That's baloney. The old ML adage "there's no data like more data" is as old as mankind itself.
That's baloney. The old ML adage "there's no data like more data" is as old as mankind itself.
Last week Hugging Face released SmolLM v2 1.7B trained on 11T tokens, 3 orders of magnitude more training data for the same number of tokens with almost the same architecture.
So even back in 2019 we can say we were working with a tiny amount of data compared to what is routine now.
The same has always been true. There has never been a stance along the lines of "ah, let's not collect more data - it's not worth it!". It's always been other reasons, typically the lack of resources.
TinyLlama[1] has been made by an individual on their own last year, training a 1.1B model on 3T tokens with just 16 A100-40G GPUs in 90 days. It was definitely within reach of any funded org in 2019.
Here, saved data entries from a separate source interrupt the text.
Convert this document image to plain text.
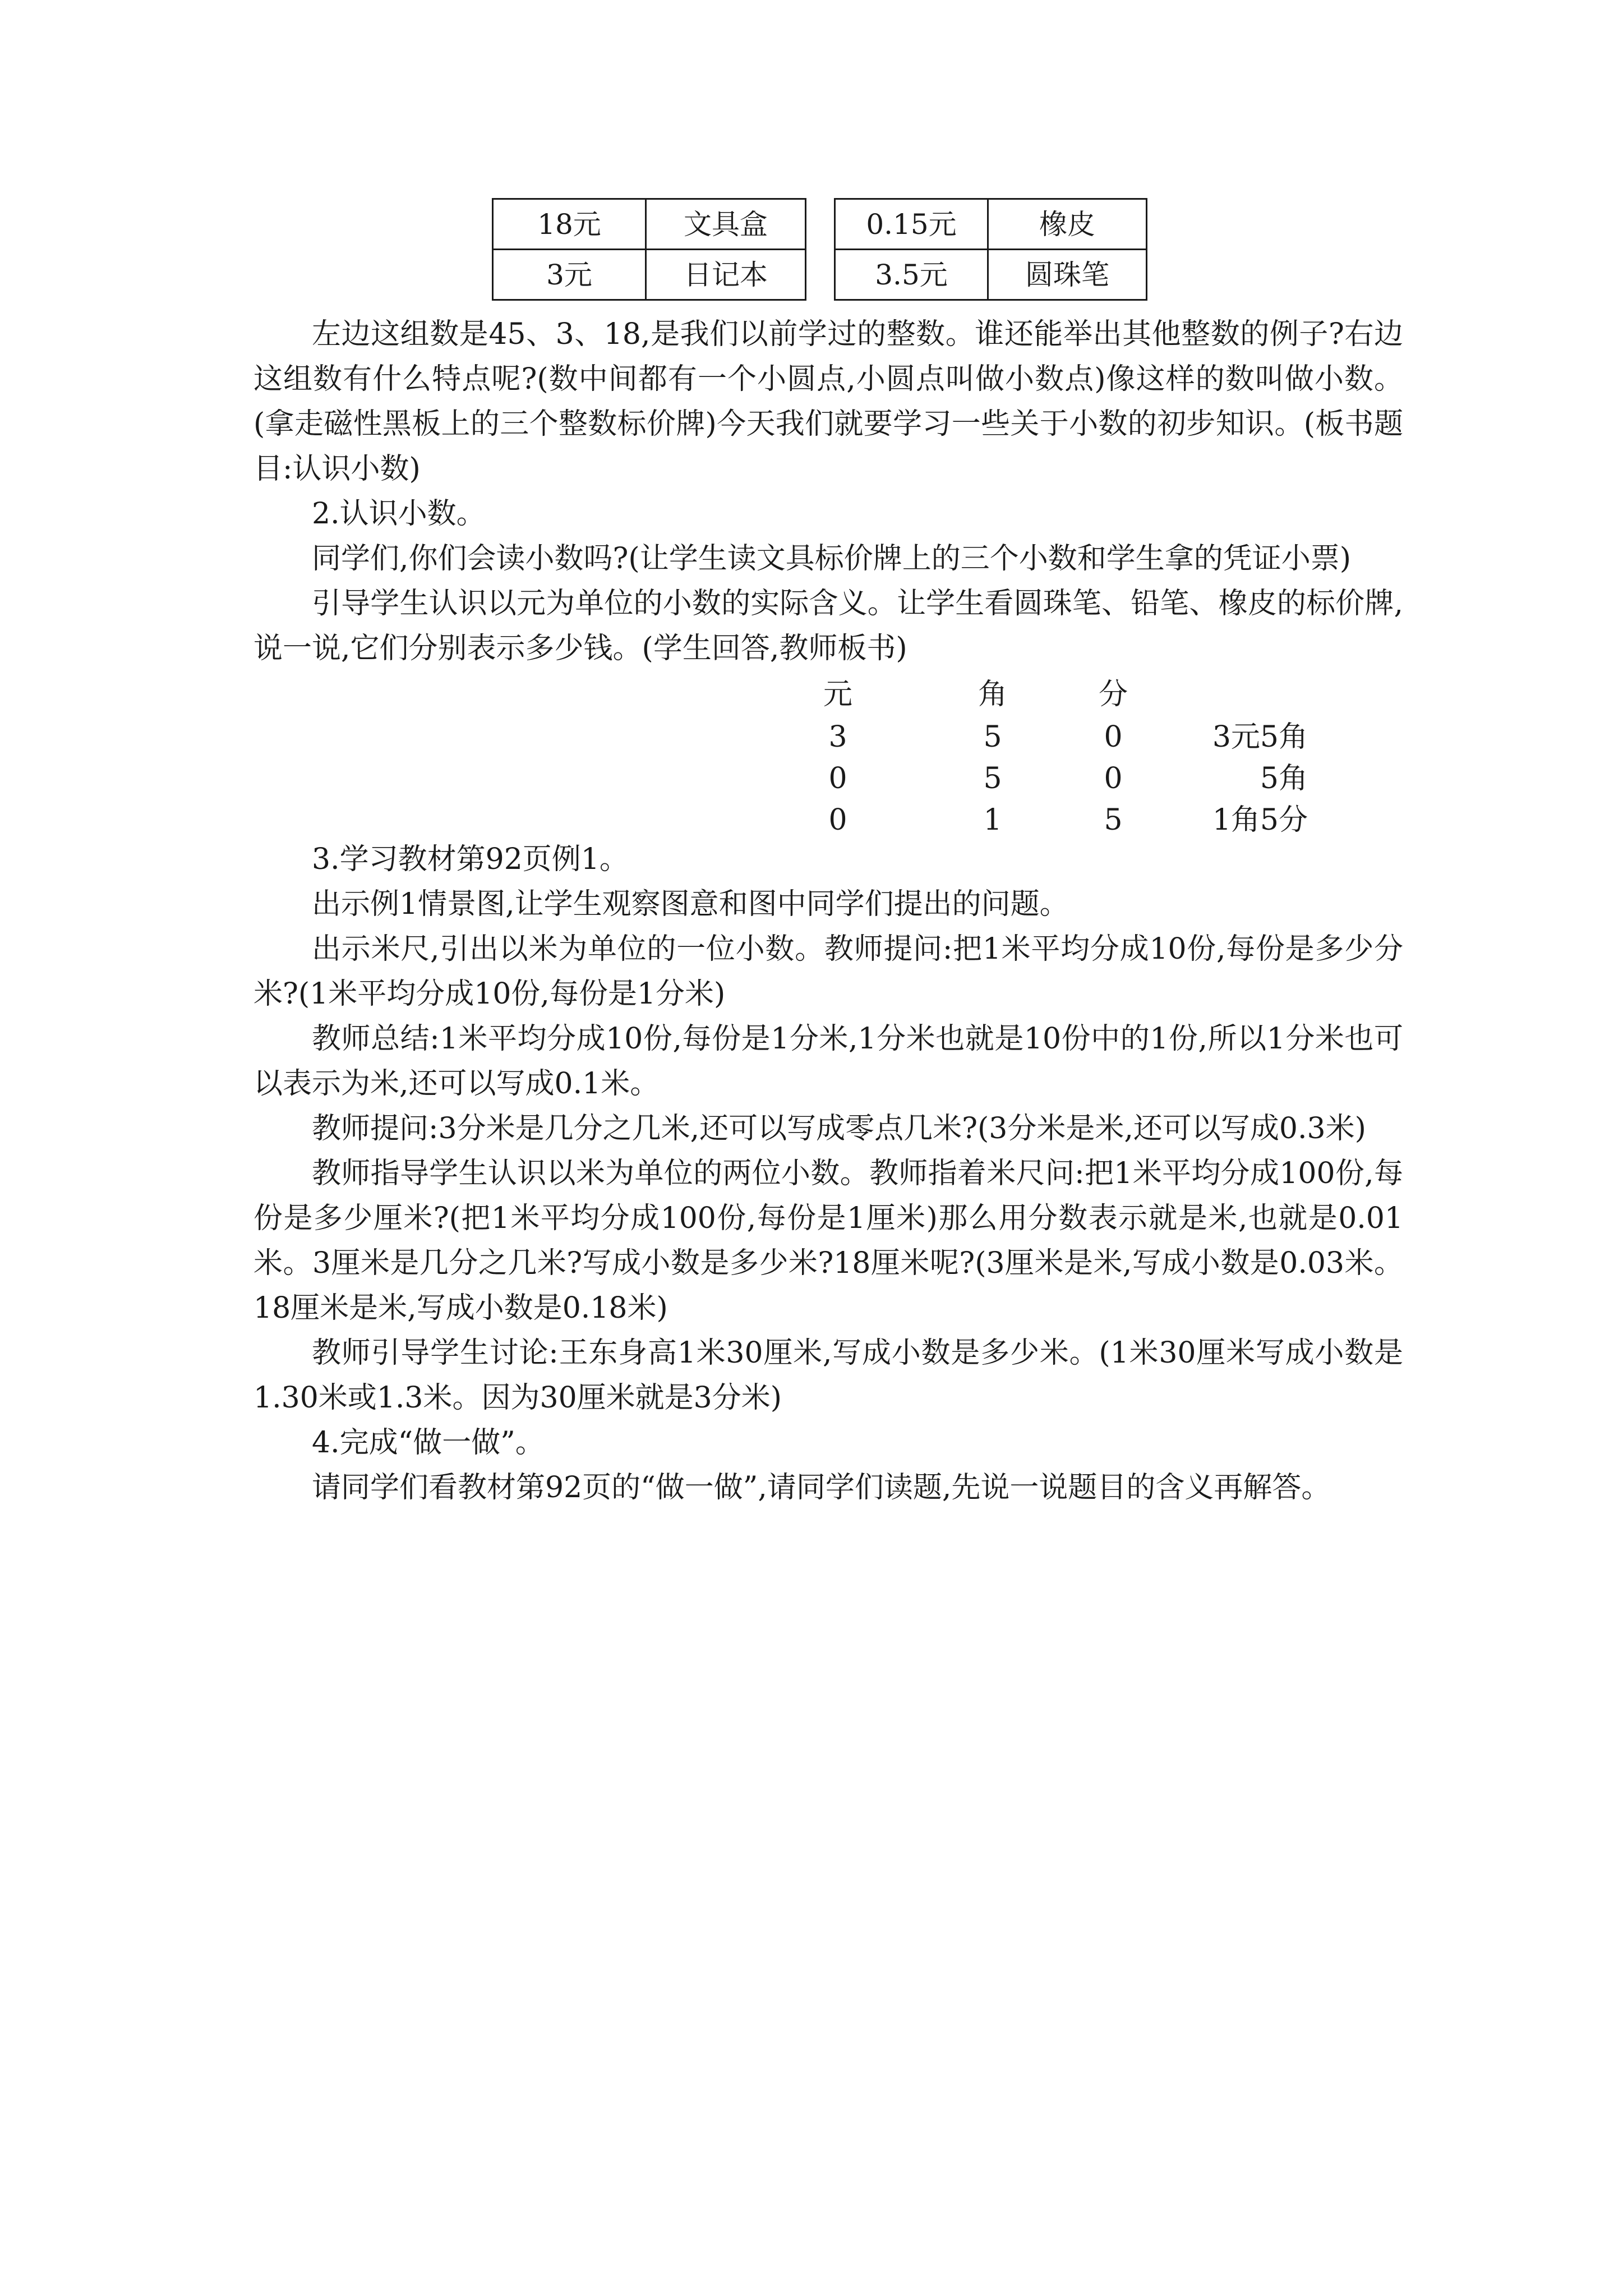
18元	文具盒
3元	日记本
0.15元	橡皮
3.5元	圆珠笔

左边这组数是45、3、18,是我们以前学过的整数。谁还能举出其他整数的例子?右边这组数有什么特点呢?(数中间都有一个小圆点,小圆点叫做小数点)像这样的数叫做小数。(拿走磁性黑板上的三个整数标价牌)今天我们就要学习一些关于小数的初步知识。(板书题目:认识小数)

2.认识小数。

同学们,你们会读小数吗?(让学生读文具标价牌上的三个小数和学生拿的凭证小票)

引导学生认识以元为单位的小数的实际含义。让学生看圆珠笔、铅笔、橡皮的标价牌,说一说,它们分别表示多少钱。(学生回答,教师板书)

元	角	分
3	5	0	3元5角
0	5	0	5角
0	1	5	1角5分

3.学习教材第92页例1。

出示例1情景图,让学生观察图意和图中同学们提出的问题。

出示米尺,引出以米为单位的一位小数。教师提问:把1米平均分成10份,每份是多少分米?(1米平均分成10份,每份是1分米)

教师总结:1米平均分成10份,每份是1分米,1分米也就是10份中的1份,所以1分米也可以表示为米,还可以写成0.1米。

教师提问:3分米是几分之几米,还可以写成零点几米?(3分米是米,还可以写成0.3米)

教师指导学生认识以米为单位的两位小数。教师指着米尺问:把1米平均分成100份,每份是多少厘米?(把1米平均分成100份,每份是1厘米)那么用分数表示就是米,也就是0.01米。3厘米是几分之几米?写成小数是多少米?18厘米呢?(3厘米是米,写成小数是0.03米。18厘米是米,写成小数是0.18米)

教师引导学生讨论:王东身高1米30厘米,写成小数是多少米。(1米30厘米写成小数是1.30米或1.3米。因为30厘米就是3分米)

4.完成“做一做”。

请同学们看教材第92页的“做一做”,请同学们读题,先说一说题目的含义再解答。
In 2022 (IIRC), Google released the Chinchilla paper about the compute-optimal amount of data to train a given model, for a 1B model, the value was determined to be 20B tokens, which again is 3 orders of magnitude below the current state of the art for the same class of model.
Until very recently (the first llama paper IIRC, and people noticing that the 7B model showed no sign of saturation during its already very long training) the ML community vastly underestimated the amount of training data that was needed to make a LLM perform at its potential.